It is possible to leave most of the lymph nodes in the armpit, even if one or two of them have metastases larger than two millimetres?
This is shown in a trial enrolling women from five countries, led by researchers at Karolinska Institutet and published in the New England Journal of Medicine.
The results open up for gentler surgery for patients with breast cancer.
Breast cancer can spread to the lymph nodes in the armpit.
However, tumours found only in the breast and armpit lymph nodes are considered a localised disease, with the goal of curing the patient.
A challenging question for breast cancer surgeons revolves around what should be done when patients have metastases in the armpit, first detected during examination of tissue removed during surgery.
Performing a so-called axillary dissection (removing many lymph nodes in the armpit) increases the risk of arm lymphedema.
This occurs when lymph fluid cannot flow as freely as before, resulting in swelling in the arm and potentially causing pain and restriction of mobility.
"We want to perform less extensive procedures to spare patients from troublesome side effects. But we need to know that it's safe," says Jana de Boniface, breast cancer surgeon at Capio St Görans’s Hospital and researcher at the Department of Molecular Medicine and Surgery at Karolinska Institutet.
When it is known before the breast cancer surgery that there are metastases in the armpit, different treatment paths are chosen.
Those patients are not included in this trial.
However, when no lymphatic spread is suspected, the surgeon usually removes the so-called sentinel lymph nodes (the node or nodes first reached by lymph fluid from the breast).
If these contain single tumour cells or metastases that are a maximum of two millimetres in size, the rest of the lymph nodes in the armpit are left intact. Previous trials have shown that this is safe for the patient.
Now, a large trial led from Karolinska Institutet has clarified the situation even for larger metastases.
It includes nearly 2,800 patients from five different countries.
All had metastases larger than two millimetres, so-called macrometastases, in one or two sentinel lymph nodes.
After sentinel node surgery, the patients were randomly assigned to undergo a completion axillary dissection (previously standard practice for all) or to leave the rest of the armpit undisturbed.
Nearly all patients received some postoperative treatment with chemotherapy and/or anti-hormonal therapy, plus radiation therapy according to guidelines in each respective country.
More than one-third of patients who underwent axillary dissection were found to have additional metastases than the maximum two in the sentinel lymph nodes.
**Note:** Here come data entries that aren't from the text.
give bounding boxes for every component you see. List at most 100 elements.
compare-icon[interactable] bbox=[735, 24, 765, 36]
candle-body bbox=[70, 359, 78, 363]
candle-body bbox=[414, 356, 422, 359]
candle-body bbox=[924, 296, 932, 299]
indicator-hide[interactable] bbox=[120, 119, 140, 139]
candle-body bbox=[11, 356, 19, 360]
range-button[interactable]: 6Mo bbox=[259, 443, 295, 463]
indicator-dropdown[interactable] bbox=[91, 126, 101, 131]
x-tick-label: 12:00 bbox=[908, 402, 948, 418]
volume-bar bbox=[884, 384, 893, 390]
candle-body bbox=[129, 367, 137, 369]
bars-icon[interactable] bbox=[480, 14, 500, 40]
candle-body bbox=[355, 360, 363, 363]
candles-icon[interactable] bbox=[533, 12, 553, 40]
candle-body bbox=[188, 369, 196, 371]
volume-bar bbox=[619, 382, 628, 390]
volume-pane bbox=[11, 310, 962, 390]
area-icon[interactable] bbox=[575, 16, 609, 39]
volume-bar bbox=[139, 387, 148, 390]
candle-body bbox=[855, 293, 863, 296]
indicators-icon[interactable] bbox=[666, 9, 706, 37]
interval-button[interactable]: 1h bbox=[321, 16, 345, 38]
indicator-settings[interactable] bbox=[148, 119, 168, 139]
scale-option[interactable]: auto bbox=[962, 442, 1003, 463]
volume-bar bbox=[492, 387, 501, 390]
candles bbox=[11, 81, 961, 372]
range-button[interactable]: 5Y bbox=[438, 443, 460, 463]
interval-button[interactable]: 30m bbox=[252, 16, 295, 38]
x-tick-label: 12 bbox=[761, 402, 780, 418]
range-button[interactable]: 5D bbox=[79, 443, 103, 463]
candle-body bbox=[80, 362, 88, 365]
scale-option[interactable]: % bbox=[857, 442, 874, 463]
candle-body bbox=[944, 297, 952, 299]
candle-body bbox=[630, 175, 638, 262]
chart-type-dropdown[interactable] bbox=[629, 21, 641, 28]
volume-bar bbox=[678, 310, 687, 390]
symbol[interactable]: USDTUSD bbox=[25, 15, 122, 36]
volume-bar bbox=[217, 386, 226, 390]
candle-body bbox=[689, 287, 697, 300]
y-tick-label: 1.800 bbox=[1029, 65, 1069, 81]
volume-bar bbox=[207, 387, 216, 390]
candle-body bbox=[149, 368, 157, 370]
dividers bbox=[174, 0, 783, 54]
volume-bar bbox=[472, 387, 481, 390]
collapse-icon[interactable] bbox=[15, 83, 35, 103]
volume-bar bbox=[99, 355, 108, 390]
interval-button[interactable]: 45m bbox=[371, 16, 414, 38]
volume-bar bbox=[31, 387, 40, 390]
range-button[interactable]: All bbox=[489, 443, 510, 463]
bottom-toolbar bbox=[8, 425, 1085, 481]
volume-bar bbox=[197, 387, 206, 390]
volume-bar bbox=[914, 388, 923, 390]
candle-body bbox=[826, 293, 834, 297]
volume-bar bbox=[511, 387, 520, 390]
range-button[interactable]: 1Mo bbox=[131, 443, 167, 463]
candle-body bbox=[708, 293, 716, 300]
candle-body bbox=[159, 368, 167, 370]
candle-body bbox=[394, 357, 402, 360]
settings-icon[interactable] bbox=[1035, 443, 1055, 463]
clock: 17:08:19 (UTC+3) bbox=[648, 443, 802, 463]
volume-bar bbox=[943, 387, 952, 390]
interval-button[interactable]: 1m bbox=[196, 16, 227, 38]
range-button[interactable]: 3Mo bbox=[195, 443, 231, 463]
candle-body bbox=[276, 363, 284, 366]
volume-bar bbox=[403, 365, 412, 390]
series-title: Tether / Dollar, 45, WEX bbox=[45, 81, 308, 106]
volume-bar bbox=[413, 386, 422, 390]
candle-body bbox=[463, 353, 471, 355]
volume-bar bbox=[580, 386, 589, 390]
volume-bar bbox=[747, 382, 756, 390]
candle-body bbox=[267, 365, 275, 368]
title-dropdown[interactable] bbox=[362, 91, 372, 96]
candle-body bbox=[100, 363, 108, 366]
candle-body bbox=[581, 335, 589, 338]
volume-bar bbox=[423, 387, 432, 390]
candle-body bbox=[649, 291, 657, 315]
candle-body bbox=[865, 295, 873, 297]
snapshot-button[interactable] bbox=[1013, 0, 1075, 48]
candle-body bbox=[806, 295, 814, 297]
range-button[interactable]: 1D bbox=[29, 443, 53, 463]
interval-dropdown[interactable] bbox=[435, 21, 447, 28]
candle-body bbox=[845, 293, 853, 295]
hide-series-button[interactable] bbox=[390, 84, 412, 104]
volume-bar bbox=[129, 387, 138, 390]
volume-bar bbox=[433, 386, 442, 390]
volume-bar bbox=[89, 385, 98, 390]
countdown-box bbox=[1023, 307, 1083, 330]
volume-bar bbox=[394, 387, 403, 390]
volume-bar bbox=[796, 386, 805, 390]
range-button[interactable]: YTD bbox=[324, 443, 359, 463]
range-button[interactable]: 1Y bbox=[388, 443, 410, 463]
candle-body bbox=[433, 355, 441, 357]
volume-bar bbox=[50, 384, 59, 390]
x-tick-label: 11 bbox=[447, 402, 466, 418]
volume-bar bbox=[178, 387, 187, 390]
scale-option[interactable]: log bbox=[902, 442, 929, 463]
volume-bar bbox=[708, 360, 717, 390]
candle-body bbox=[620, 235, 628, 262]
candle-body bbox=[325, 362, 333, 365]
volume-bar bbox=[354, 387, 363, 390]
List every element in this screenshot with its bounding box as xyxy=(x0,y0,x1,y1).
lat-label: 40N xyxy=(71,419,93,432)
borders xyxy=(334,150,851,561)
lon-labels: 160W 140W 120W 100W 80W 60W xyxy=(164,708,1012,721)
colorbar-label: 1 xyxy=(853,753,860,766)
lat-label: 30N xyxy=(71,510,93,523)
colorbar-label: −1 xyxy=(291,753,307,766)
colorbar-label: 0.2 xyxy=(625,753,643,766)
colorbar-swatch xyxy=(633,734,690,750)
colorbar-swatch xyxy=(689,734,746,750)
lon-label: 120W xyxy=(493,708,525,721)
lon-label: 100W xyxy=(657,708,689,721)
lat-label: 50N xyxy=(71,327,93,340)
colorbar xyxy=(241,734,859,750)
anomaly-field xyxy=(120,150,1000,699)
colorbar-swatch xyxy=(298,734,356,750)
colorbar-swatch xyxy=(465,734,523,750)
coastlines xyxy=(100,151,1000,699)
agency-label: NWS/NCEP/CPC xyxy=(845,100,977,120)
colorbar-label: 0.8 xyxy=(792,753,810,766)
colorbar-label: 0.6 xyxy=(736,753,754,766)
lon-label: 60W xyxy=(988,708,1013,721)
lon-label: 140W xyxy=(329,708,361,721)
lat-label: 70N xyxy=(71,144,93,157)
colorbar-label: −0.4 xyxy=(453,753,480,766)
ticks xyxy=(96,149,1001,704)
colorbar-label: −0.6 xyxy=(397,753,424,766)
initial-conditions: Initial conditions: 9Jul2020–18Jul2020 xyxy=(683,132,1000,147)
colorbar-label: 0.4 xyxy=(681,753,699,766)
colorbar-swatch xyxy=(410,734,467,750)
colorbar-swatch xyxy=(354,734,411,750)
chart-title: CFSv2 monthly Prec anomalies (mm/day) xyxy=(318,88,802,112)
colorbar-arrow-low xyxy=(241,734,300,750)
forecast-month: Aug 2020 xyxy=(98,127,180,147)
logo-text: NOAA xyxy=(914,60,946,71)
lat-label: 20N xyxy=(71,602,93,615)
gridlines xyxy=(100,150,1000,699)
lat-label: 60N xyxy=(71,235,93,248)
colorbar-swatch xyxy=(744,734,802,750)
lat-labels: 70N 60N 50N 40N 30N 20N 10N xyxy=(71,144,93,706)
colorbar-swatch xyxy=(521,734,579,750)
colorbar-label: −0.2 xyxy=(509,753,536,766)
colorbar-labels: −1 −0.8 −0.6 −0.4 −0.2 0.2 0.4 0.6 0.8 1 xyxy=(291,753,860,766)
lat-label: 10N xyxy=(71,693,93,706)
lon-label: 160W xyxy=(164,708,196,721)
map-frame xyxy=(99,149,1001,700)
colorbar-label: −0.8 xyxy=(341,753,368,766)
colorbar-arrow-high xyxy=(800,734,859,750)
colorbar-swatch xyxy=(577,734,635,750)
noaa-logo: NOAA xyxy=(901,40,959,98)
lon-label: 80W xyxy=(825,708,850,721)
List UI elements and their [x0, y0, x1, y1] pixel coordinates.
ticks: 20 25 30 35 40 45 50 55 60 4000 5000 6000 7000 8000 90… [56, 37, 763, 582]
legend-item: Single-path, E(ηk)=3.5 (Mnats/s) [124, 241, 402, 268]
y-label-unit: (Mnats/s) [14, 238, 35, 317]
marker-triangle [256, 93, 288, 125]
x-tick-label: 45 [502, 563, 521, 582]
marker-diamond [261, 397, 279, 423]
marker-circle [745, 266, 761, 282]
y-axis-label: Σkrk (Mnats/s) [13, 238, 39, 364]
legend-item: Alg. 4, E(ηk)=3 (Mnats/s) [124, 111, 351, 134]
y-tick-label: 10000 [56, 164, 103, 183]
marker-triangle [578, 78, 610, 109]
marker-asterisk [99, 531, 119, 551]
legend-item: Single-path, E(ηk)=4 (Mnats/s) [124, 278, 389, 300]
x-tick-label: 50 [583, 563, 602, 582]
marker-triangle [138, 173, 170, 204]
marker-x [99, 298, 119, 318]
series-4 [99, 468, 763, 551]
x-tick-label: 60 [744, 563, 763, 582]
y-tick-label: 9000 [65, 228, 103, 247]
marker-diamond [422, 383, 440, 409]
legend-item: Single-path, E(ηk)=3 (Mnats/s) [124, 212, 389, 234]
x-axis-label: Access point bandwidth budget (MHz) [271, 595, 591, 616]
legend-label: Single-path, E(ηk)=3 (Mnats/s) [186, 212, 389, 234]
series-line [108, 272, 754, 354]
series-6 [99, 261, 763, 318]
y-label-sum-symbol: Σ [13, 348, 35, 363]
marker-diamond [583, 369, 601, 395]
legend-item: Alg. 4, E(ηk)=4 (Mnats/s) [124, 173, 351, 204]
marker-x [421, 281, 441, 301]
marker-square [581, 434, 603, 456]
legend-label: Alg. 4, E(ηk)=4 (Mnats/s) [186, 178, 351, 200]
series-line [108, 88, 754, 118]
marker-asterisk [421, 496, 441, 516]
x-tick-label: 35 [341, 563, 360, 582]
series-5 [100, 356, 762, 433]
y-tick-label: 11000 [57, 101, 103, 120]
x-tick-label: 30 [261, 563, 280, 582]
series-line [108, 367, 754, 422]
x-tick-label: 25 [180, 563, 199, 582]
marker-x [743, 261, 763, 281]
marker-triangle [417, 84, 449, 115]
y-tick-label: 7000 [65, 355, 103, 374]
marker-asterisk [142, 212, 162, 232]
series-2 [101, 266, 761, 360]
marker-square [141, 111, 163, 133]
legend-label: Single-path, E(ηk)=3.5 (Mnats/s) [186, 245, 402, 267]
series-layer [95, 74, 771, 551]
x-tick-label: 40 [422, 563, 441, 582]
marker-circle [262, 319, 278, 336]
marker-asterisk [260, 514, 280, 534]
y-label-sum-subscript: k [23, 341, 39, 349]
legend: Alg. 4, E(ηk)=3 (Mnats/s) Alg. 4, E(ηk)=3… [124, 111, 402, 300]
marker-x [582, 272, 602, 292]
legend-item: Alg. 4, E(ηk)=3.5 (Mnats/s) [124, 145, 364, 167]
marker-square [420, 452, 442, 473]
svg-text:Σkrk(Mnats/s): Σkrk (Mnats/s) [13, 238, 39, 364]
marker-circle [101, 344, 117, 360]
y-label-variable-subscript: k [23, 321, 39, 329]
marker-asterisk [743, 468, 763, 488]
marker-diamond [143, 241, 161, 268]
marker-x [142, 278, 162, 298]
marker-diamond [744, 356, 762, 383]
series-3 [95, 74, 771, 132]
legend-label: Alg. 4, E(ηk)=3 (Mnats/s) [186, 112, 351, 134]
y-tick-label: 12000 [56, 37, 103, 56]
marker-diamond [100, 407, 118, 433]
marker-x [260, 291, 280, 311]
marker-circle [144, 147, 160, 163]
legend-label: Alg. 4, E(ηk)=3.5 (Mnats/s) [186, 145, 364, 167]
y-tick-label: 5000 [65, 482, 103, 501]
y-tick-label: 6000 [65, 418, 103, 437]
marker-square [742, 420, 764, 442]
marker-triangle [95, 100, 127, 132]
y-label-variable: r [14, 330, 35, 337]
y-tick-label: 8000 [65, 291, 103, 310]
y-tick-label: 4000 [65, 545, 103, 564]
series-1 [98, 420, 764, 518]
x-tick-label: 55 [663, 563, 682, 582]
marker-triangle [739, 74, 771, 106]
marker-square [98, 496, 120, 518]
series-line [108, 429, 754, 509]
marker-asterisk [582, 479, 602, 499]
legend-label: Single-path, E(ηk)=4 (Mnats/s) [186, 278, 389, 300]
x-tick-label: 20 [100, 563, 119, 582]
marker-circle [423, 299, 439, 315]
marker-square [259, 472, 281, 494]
This must be assumed to be the same for those who kept the remaining lymph nodes.
Still, recurrences were equally common in both groups, indicating that postoperative treatment seems sufficient to eliminate remaining tumour cells.
At the same time, a previous publication from the trial showed that 13 per cent of those who underwent axillary dissection reported serious or very serious problems with their arm function, compared to 4 per cent among those who only had the sentinel lymph nodes removed.
"Our assessment is that it is safe for patients to forgo axillary dissection if there are a maximum of two macrometastases in the sentinel lymph nodes. In these cases, axillary dissection is replaced with radiation therapy to the armpit, which results in less arm-related complications. This has now been implemented in clinical practice in Sweden," says Jana de Boniface.